Under the European Working Time Directive, workers are entitled to a minimum of four weeks’ paid leave every year. In Heimann and Toltschin v Kaiser GmbH, the Court of Justice of the European Union (CJEU) said that the situation of workers on short-time contracts was comparable to that of part-time workers and paid annual leave should therefore be reduced proportionally to the reduction in working time.
Mr Heimann and Mr Toltschin worked for Kaiser, a sub-contracting business in the motor industry employing several hundred employees. In 2009, owing to financial difficulties, the company decided to reduce its staff numbers and dismissed Mr Heimann and Mr Toltschin on 30 June and 31 August 2009, respectively.
However, after coming to an agreement as part of a social plan with its works council, the men’s contracts were extended for exactly one year on a ‘zero hours short-time working’ contract.
Although the men were not obliged to work and Kaiser was not obliged to pay them a salary, it meant they were entitled to an allowance from the Federal Employment Agency which the employer paid and which replaced their salary for the duration of the short-term contract.
When the contracts came to an end, the two men claimed compensation for annual leave not taken in 2009 and 2010. Kaiser claimed that, during the period of ‘zero hours short-time working’, they did not acquire any rights to paid annual leave.
Decisions of lower courts
The German court, the Abereitsgericht Passau, asked the CJEU to decide whether the “pro rata temporis” rule (under which workers only accrue paid annual leave for the time they actually work) was compatible with European law.
Decision of CJEU
The CJEU noted that the entitlement to paid annual leave was a particularly important principle of European Union social law, which member states could not interpret restrictively.

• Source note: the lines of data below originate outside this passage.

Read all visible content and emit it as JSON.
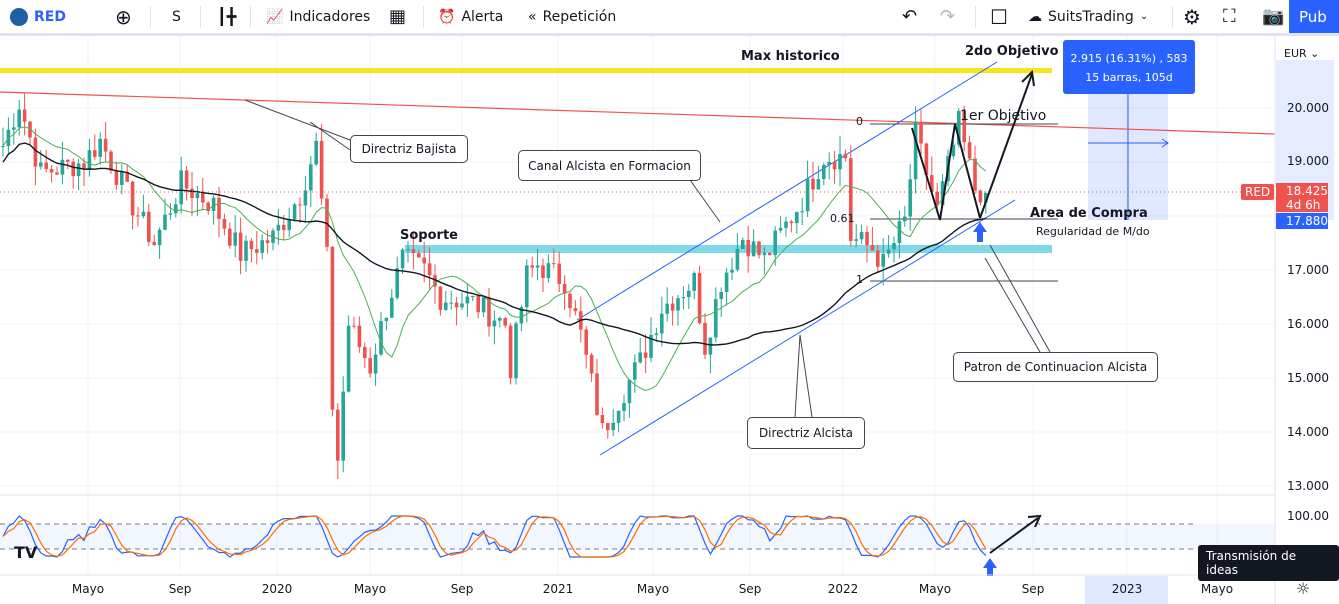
{
  "toolbar": {
    "symbol": "RED",
    "interval": "S",
    "indicators": "Indicadores",
    "alert": "Alerta",
    "replay": "Repetición",
    "account": "SuitsTrading",
    "publish": "Pub"
  },
  "colors": {
    "up": "#26a69a",
    "down": "#ef5350",
    "accent": "#2962ff",
    "ma_fast": "#4caf50",
    "ma_slow": "#131722"
  },
  "annotations": {
    "max_historico": "Max historico",
    "segundo_objetivo": "2do Objetivo",
    "primer_objetivo": "1er Objetivo",
    "directriz_bajista": "Directriz Bajista",
    "canal": "Canal Alcista en Formacion",
    "soporte": "Soporte",
    "area_compra": "Area de Compra",
    "regularidad": "Regularidad de M/do",
    "patron": "Patron de Continuacion Alcista",
    "directriz_alcista": "Directriz Alcista",
    "fib_0": "0",
    "fib_061": "0.61",
    "fib_1": "1"
  },
  "measure": {
    "line1": "2.915 (16.31%) , 583",
    "line2": "15 barras, 105d"
  },
  "price_axis": {
    "currency": "EUR",
    "ticks": [
      "20.000",
      "19.000",
      "17.000",
      "16.000",
      "15.000",
      "14.000",
      "13.000"
    ],
    "symbol_tag": "RED",
    "last_price": "18.425",
    "countdown": "4d 6h",
    "measure_price": "17.880",
    "osc_tick": "100.00"
  },
  "time_axis": [
    "Mayo",
    "Sep",
    "2020",
    "Mayo",
    "Sep",
    "2021",
    "Mayo",
    "Sep",
    "2022",
    "Mayo",
    "Sep",
    "2023",
    "Mayo"
  ],
  "tooltip": "Transmisión de ideas",
  "chart_data": {
    "type": "candlestick",
    "ylim": [
      13,
      20.5
    ],
    "key_points": [
      [
        0,
        19.3
      ],
      [
        3,
        20.1
      ],
      [
        7,
        18.8
      ],
      [
        15,
        19.0
      ],
      [
        18,
        19.4
      ],
      [
        24,
        18.2
      ],
      [
        28,
        17.5
      ],
      [
        33,
        18.6
      ],
      [
        39,
        18.2
      ],
      [
        44,
        17.3
      ],
      [
        50,
        17.6
      ],
      [
        55,
        18.4
      ],
      [
        58,
        19.3
      ],
      [
        60,
        17.2
      ],
      [
        61,
        14.5
      ],
      [
        62,
        13.5
      ],
      [
        64,
        16.0
      ],
      [
        68,
        15.2
      ],
      [
        71,
        16.3
      ],
      [
        74,
        17.2
      ],
      [
        78,
        17.0
      ],
      [
        81,
        16.5
      ],
      [
        87,
        16.4
      ],
      [
        93,
        16.0
      ],
      [
        94,
        15.2
      ],
      [
        97,
        16.9
      ],
      [
        99,
        17.1
      ],
      [
        104,
        16.8
      ],
      [
        107,
        15.8
      ],
      [
        111,
        14.0
      ],
      [
        114,
        14.6
      ],
      [
        118,
        15.3
      ],
      [
        122,
        16.3
      ],
      [
        128,
        16.8
      ],
      [
        130,
        15.6
      ],
      [
        133,
        16.8
      ],
      [
        137,
        17.6
      ],
      [
        141,
        17.2
      ],
      [
        148,
        18.3
      ],
      [
        152,
        19.1
      ],
      [
        156,
        19.1
      ],
      [
        157,
        17.6
      ],
      [
        161,
        17.4
      ],
      [
        163,
        17.1
      ],
      [
        167,
        17.9
      ],
      [
        169,
        19.5
      ],
      [
        173,
        18.1
      ],
      [
        177,
        19.7
      ],
      [
        180,
        18.5
      ],
      [
        182,
        18.425
      ]
    ]
  }
}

It also pointed out that EU law precluded national legislation or practices that did not provide an allowance in lieu of paid annual leave to a worker off sick for the whole or part of the leave year, on termination of the employment relationship.
However, it then went on to say that the situation of a worker on short-time working was “fundamentally different” to that of a worker unable to work as a result of an illness.

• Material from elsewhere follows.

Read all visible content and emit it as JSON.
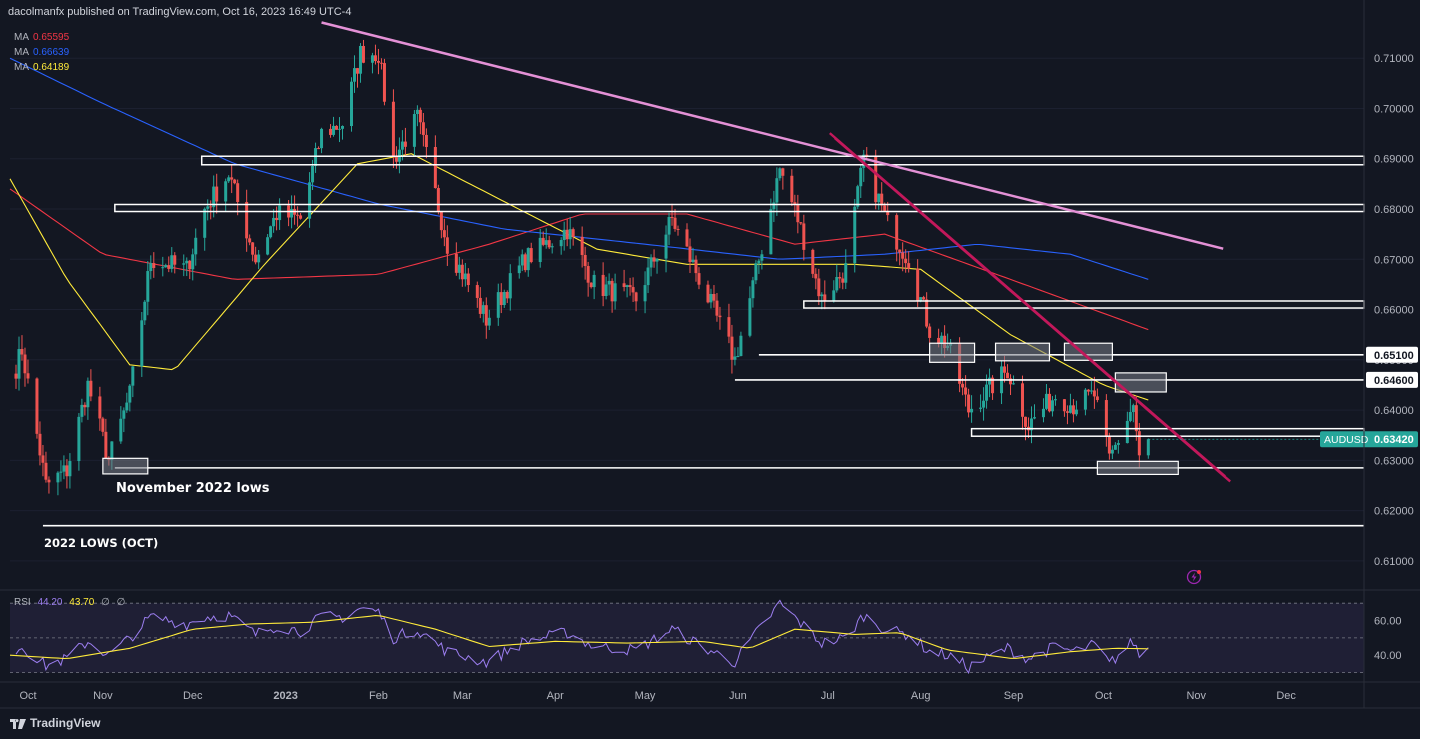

First of all, short-time working was part of an agreement between the employer and the employees’ representatives, which allowed for “the suspension ... of the reciprocal obligations of the employee and the employer as regards work and salary”. Secondly, workers on short time were free to do what they liked with their spare time, unlike workers on sick leave.
Finally, it said that if employers had to pay annual leave during the period of short-time working, they would be much less likely to agree to a social plan under which the contract of employment was extended for purely social reasons, in the interests of the worker.
However, although their situation was different to someone on sick leave, the CJEU said it was comparable to that of a part-time worker and paid annual leave should therefore be reduced proportionally to the reduction in working time.
The CJEU has confirmed the entitlement of all workers to paid annual leave. Mr Heimann and Mr Toltschin were on zero hours contracts so that if they did not work, they were not paid. The CJEU said that such a working situation was comparable to that of a part-time worker, rather than a worker who is unable to work by reason of ill health, and so the annual leave entitlement must be calculated pro rata the time worked over the leave year or reference period.